Full answer to the question: “Do you forsee a total assimilation with equal rights of the Afro-American into the white community of the United States in many, many years to come?”:
No! Nobody! Who’s going to wait many years? I’m glad you asked the question like that because you see, the oppressed never uses the same yardstick as the oppressor.
And this is what the oppressor doesn’t realize. In his position of power he takes things for granted and he takes it for granted that every that everybody uses his yardstick. Well, today for a long time, we, the oppressed people, not only in America but in Africa, Asia and elsewhere, had to use someone else’s yardstick. When they said ‘fast,’ what was ‘fast’ for them was ‘fast’ to us, but nowadays the yardstick has changed. we got our own yardstick. And when you say a long time this assimilation, or a long time this solution, the thing you don’t realize is that other generations used a different yardstick. They had patience and you could tell them a long time and they would sit around for a long time, but the young ones that’s coming up now are asking ‘Why should we wait? Why should he have to wait for what other people have when they’re born?

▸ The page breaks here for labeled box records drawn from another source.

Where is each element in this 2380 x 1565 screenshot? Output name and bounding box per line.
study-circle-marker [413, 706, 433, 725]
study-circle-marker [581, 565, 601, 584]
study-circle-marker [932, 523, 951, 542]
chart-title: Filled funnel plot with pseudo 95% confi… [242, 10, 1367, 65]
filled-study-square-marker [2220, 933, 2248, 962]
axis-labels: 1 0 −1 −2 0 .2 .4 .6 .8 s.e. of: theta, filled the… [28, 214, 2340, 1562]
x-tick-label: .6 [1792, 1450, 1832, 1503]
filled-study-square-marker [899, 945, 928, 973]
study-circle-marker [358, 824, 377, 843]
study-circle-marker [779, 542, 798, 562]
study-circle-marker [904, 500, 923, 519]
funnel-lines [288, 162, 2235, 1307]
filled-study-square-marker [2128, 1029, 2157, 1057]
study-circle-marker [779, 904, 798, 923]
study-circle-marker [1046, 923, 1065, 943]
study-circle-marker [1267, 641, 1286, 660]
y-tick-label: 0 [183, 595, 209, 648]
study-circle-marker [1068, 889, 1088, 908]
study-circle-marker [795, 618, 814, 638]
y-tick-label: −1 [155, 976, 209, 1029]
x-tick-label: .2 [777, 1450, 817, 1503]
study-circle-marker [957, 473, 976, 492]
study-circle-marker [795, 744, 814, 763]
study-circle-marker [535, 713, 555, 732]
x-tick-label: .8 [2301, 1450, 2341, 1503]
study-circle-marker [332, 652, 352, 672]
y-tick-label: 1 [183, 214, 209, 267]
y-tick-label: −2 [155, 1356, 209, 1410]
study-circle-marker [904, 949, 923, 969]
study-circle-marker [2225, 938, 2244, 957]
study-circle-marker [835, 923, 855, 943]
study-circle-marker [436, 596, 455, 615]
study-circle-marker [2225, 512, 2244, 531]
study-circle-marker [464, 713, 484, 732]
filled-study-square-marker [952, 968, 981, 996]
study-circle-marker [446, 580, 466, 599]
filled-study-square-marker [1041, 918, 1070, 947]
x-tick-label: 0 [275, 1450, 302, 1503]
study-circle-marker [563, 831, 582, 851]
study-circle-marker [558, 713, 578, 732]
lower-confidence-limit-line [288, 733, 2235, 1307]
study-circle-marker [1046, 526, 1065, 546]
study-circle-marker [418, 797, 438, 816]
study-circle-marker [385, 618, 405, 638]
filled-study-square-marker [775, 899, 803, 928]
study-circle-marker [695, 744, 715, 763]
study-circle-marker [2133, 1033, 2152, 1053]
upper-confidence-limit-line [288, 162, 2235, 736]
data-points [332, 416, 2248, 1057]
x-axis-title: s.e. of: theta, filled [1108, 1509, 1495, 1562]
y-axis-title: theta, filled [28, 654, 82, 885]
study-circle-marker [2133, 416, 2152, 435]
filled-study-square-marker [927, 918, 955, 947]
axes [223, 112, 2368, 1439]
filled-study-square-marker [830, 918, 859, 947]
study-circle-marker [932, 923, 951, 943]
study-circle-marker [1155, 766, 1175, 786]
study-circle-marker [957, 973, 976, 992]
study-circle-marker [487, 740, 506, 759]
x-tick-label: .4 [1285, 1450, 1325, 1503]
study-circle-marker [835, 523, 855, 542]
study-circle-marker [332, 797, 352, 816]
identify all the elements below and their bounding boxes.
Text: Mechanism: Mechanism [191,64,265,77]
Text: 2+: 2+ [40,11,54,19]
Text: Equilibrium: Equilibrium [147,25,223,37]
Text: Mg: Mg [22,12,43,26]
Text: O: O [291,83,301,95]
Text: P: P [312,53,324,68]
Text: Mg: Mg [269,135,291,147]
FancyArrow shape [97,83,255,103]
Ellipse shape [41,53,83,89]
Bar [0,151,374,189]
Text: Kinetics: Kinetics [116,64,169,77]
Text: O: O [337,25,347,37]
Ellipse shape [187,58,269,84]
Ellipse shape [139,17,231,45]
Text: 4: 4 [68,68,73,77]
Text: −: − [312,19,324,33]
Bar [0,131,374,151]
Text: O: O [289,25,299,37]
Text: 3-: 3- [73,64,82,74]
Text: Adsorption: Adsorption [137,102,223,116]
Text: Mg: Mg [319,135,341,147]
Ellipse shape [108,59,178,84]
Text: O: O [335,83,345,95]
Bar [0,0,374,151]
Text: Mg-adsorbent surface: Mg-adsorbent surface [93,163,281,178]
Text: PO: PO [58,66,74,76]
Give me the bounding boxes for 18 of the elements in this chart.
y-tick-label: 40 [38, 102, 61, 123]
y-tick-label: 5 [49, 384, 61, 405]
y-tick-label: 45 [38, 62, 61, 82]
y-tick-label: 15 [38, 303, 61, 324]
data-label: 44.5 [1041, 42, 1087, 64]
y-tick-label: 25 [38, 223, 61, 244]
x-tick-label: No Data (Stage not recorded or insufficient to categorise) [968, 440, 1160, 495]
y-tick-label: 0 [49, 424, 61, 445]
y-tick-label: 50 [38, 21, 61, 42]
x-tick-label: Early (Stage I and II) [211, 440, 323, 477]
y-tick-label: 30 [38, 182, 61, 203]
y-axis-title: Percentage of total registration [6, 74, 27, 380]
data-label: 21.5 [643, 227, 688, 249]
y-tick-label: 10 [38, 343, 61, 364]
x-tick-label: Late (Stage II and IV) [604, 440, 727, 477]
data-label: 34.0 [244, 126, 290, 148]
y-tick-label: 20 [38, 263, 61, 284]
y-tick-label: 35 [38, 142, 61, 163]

Why should he have to go to a Supreme Court or to a Congress, or to a Senate, or to some kind of legislative body to be told he’s a man when other people don’t have to go through that process to be told that they’re a man?’ So you have a new generation coming up…necessary to let the world know right now that they’re going to be men or there just won’t be a human being anywhere else.
Source: Malcolm X. By Any Means Necessary. pg. 119. Stated during the question and answer period following his lecture titled “The Black Struggle In the United States” given at the Salle de la Mutualite on November 23, 1964 in Paris, France.